6 La Hotărârea Guvernului nr. 1/2016 pentru aprobarea normelor metodologice de aplicare a Legii nr. 227/2015 privind Codul fiscal (décision du gouvernement no 1/2016 pour l’approbation des normes méthodologiques d’application de la loi no 227/2015, portant code des impôts), du 6 janvier 2016 (Monitorul Oficial al României, partie I, no 22 du 13 janvier 2016), énonce, au chapitre IX, intitulé « Opérations exonérées de la taxe », à la section 1, point 42 :

« 1. L’exonération prévue à l’article 292, paragraphe 1, point f), du code des impôts pour la formation professionnelle des adultes s’applique aux personnes autorisées à cet effet conformément à l’ordonnance du gouvernement no 129/2000 relative à la formation professionnelle des adultes, republiée, telle que modifiée et complétée ultérieurement, aux personnes habilitées pour la formation professionnelle du personnel aéronautique civil navigant prévu par la Legea nr. 223/2007 privind Statutul
personalului aeronautic civil navigant profesionist din aviaţia civilă din România (loi no 223/2007 portant statut du personnel aéronautique civil navigant professionnel de l’aviation civile roumaine), telle que modifiée et complétée, ainsi qu’à l’Agence nationale des fonctionnaires publics pour l’activité de perfectionnement professionnel. Sont également exonérés les services de formation professionnelle fournis par des fournisseurs de formation professionnelle sur la base des contrats de
partenariat conclus avec l’Agence nationale des fonctionnaires publics sur la base de l’article 23 de la Hotărârea Guvernului nr. 1066/2008 pentru aprobarea normelor privind formarea profesională a funcţionarilor publici (décision du gouvernement no 1066/2008 approuvant les règles relatives à la formation professionnelle des agents publics).

[...]

3. L’exonération prévue à l’article 292, paragraphe 1, point f), du code des impôts s’applique également aux livraisons de biens et aux prestations de services ayant un lien étroit avec des services éducatifs, telles que la vente de manuels scolaires, l’organisation de conférences liées à l’activité d’enseignement, effectuées par des établissements publics ou d’autres entités agréées pour les activités d’enseignement ou pour la formation professionnelle d’adultes, les prestations de services
d’examen en vue d’obtenir l’accès aux services éducatifs ou de formation professionnelle d’adultes.

[...] »

7 La Legea educației naționale nr. 1/2011 (loi sur l’éducation nationale no 1/2011), du 5 janvier 2011 (Monitorul Oficial al României, partie I, no 18 du 10 janvier 2011, ci-après la « loi sur l’éducation nationale »), régit, conformément à son article 1er,la structure, les fonctions, l’organisation et le fonctionnement du système national d’enseignement public, privé et confessionnel.

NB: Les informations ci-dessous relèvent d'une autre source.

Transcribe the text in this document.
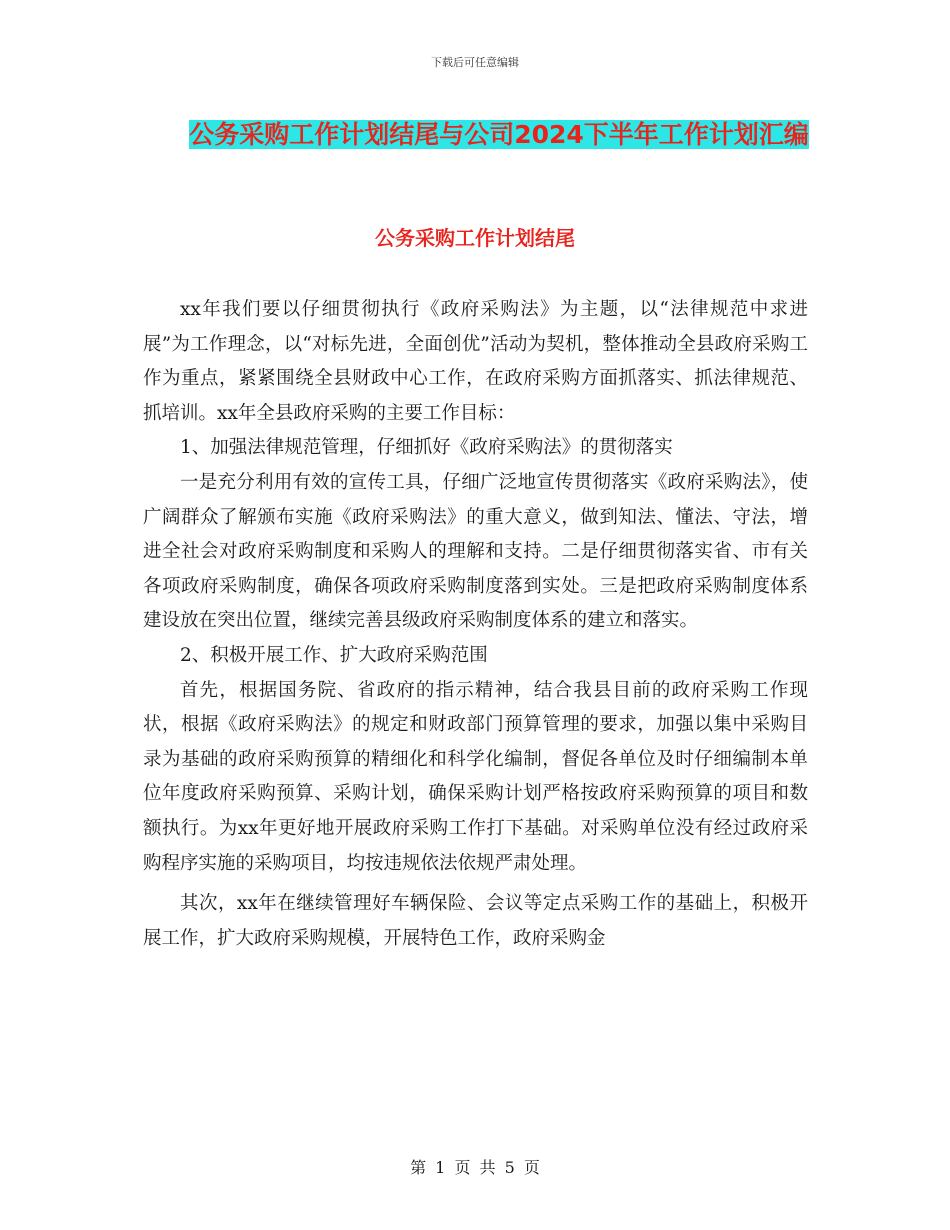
下载后可任意编辑
公务采购工作计划结尾与公司2024下半年工作计划汇编
公务采购工作计划结尾

xx年我们要以仔细贯彻执行《政府采购法》为主题，以“法律规范中求进展”为工作理念，以“对标先进，全面创优”活动为契机，整体推动全县政府采购工作为重点，紧紧围绕全县财政中心工作，在政府采购方面抓落实、抓法律规范、抓培训。xx年全县政府采购的主要工作目标：

1、加强法律规范管理，仔细抓好《政府采购法》的贯彻落实

一是充分利用有效的宣传工具，仔细广泛地宣传贯彻落实《政府采购法》，使广阔群众了解颁布实施《政府采购法》的重大意义，做到知法、懂法、守法，增进全社会对政府采购制度和采购人的理解和支持。二是仔细贯彻落实省、市有关各项政府采购制度，确保各项政府采购制度落到实处。三是把政府采购制度体系建设放在突出位置，继续完善县级政府采购制度体系的建立和落实。

2、积极开展工作、扩大政府采购范围

首先，根据国务院、省政府的指示精神，结合我县目前的政府采购工作现状，根据《政府采购法》的规定和财政部门预算管理的要求，加强以集中采购目录为基础的政府采购预算的精细化和科学化编制，督促各单位及时仔细编制本单位年度政府采购预算、采购计划，确保采购计划严格按政府采购预算的项目和数额执行。为xx年更好地开展政府采购工作打下基础。对采购单位没有经过政府采购程序实施的采购项目，均按违规依法依规严肃处理。

其次，xx年在继续管理好车辆保险、会议等定点采购工作的基础上，积极开展工作，扩大政府采购规模，开展特色工作，政府采购金

第 1 页 共 5 页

8 L’article 58 de la loi sur l’éducation nationale, relatif au programme « École après l’école », est ainsi libellé :

« 1.   Les établissements d’enseignement peuvent, par décision du conseil d’administration, étendre leurs activités avec les élèves après les heures de cours, par des programmes “École après l’école”.

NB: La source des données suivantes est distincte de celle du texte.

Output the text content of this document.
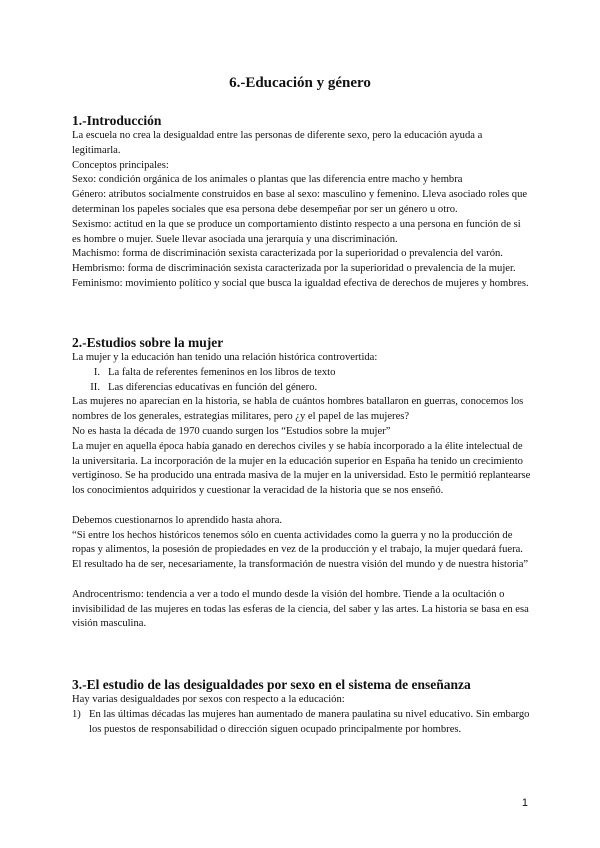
6.-Educación y género
1.-Introducción

La escuela no crea la desigualdad entre las personas de diferente sexo, pero la educación ayuda a legitimarla.

Conceptos principales:

Sexo: condición orgánica de los animales o plantas que las diferencia entre macho y hembra

Género: atributos socialmente construidos en base al sexo: masculino y femenino. Lleva asociado roles que determinan los papeles sociales que esa persona debe desempeñar por ser un género u otro.

Sexismo: actitud en la que se produce un comportamiento distinto respecto a una persona en función de si es hombre o mujer. Suele llevar asociada una jerarquía y una discriminación.

Machismo: forma de discriminación sexista caracterizada por la superioridad o prevalencia del varón.

Hembrismo: forma de discriminación sexista caracterizada por la superioridad o prevalencia de la mujer.

Feminismo: movimiento político y social que busca la igualdad efectiva de derechos de mujeres y hombres.

2.-Estudios sobre la mujer

La mujer y la educación han tenido una relación histórica controvertida:

I. La falta de referentes femeninos en los libros de texto
II. Las diferencias educativas en función del género.

Las mujeres no aparecían en la historia, se habla de cuántos hombres batallaron en guerras, conocemos los nombres de los generales, estrategias militares, pero ¿y el papel de las mujeres?

No es hasta la década de 1970 cuando surgen los “Estudios sobre la mujer”

La mujer en aquella época había ganado en derechos civiles y se había incorporado a la élite intelectual de la universitaria. La incorporación de la mujer en la educación superior en España ha tenido un crecimiento vertiginoso. Se ha producido una entrada masiva de la mujer en la universidad. Esto le permitió replantearse los conocimientos adquiridos y cuestionar la veracidad de la historia que se nos enseñó.

Debemos cuestionarnos lo aprendido hasta ahora.

“Si entre los hechos históricos tenemos sólo en cuenta actividades como la guerra y no la producción de ropas y alimentos, la posesión de propiedades en vez de la producción y el trabajo, la mujer quedará fuera. El resultado ha de ser, necesariamente, la transformación de nuestra visión del mundo y de nuestra historia”

Androcentrismo: tendencia a ver a todo el mundo desde la visión del hombre. Tiende a la ocultación o invisibilidad de las mujeres en todas las esferas de la ciencia, del saber y las artes. La historia se basa en esa visión masculina.

3.-El estudio de las desigualdades por sexo en el sistema de enseñanza

Hay varias desigualdades por sexos con respecto a la educación:

1) En las últimas décadas las mujeres han aumentado de manera paulatina su nivel educativo. Sin embargo los puestos de responsabilidad o dirección siguen ocupado principalmente por hombres.
1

2.   En partenariat avec les autorités publiques locales et les associations de parents, le programme “École après l’école” offre des activités éducatives, récréatives, de loisirs, afin de renforcer les compétences acquises ou d’accélérer l’apprentissage, ainsi que des activités de remise à niveau. Lorsque cela est possible, le partenariat peut être conclu avec des organisations non gouvernementales possédant des compétences en la matière.

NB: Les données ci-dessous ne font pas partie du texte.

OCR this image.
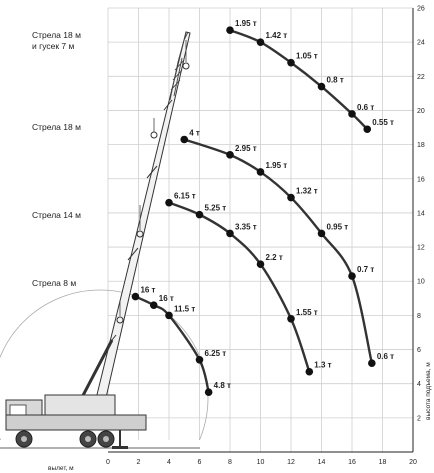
0	2	4	6	8	10	12	14	16	18	20
2
4
6
8
10
12
14
16
18
20
22
24
26
1.95 т
1.42 т
1.05 т
0.8 т
0.6 т
0.55 т
4 т
2.95 т
1.95 т
1.32 т
0.95 т
0.7 т
0.6 т
6.15 т
5.25 т
3.35 т
2.2 т
1.55 т
1.3 т
16 т
16 т
11.5 т
6.25 т
4.8 т
вылет, м
высота подъема, м
Стрела 18 м
и гусек 7 м
Стрела 18 м
Стрела 14 м
Стрела 8 м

3.   Les programmes “École après l’école” sont organisés sur la base d’une méthodologie approuvée par arrêté du ministre de l’Éducation, de la Recherche, de la Jeunesse et du Sport.

4.   L’État peut financer le programme “École après l’école” pour les enfants et élèves faisant partie des groupes défavorisés, conformément à la loi. »

9 L’organisation du programme « École après l’école » est régie par la Metodologia de organizare a programului « Şcoala după şcoală », aprobată prin Ordinul ministrului educaţiei, cercetării, tineretului şi sportului nr. 5349 (méthodologie pour l’organisation du programme « Şcoala după şcoală », approuvée par ordre du ministre de l’éducation, de la recherche, de la jeunesse et du sport), du 7 septembre 2011 (Monitorul Oficial al României, partie I, no 738 du 20 octobre 2011, ci-après la
« méthodologie d’organisation du programme “École après l’école” »).

10 La méthodologie d’organisation du programme « École après l’école » prévoit, à son article 2 :

« 1.   Le programme “École après l’école”, ci–après le “programme SDS”, est un programme complémentaire au programme scolaire obligatoire, qui offre des possibilités d’apprentissage formel et informel pour la consolidation des compétences, de remise à niveau et d’accélération de l’apprentissage par des activités éducatives, récréatives et de loisirs.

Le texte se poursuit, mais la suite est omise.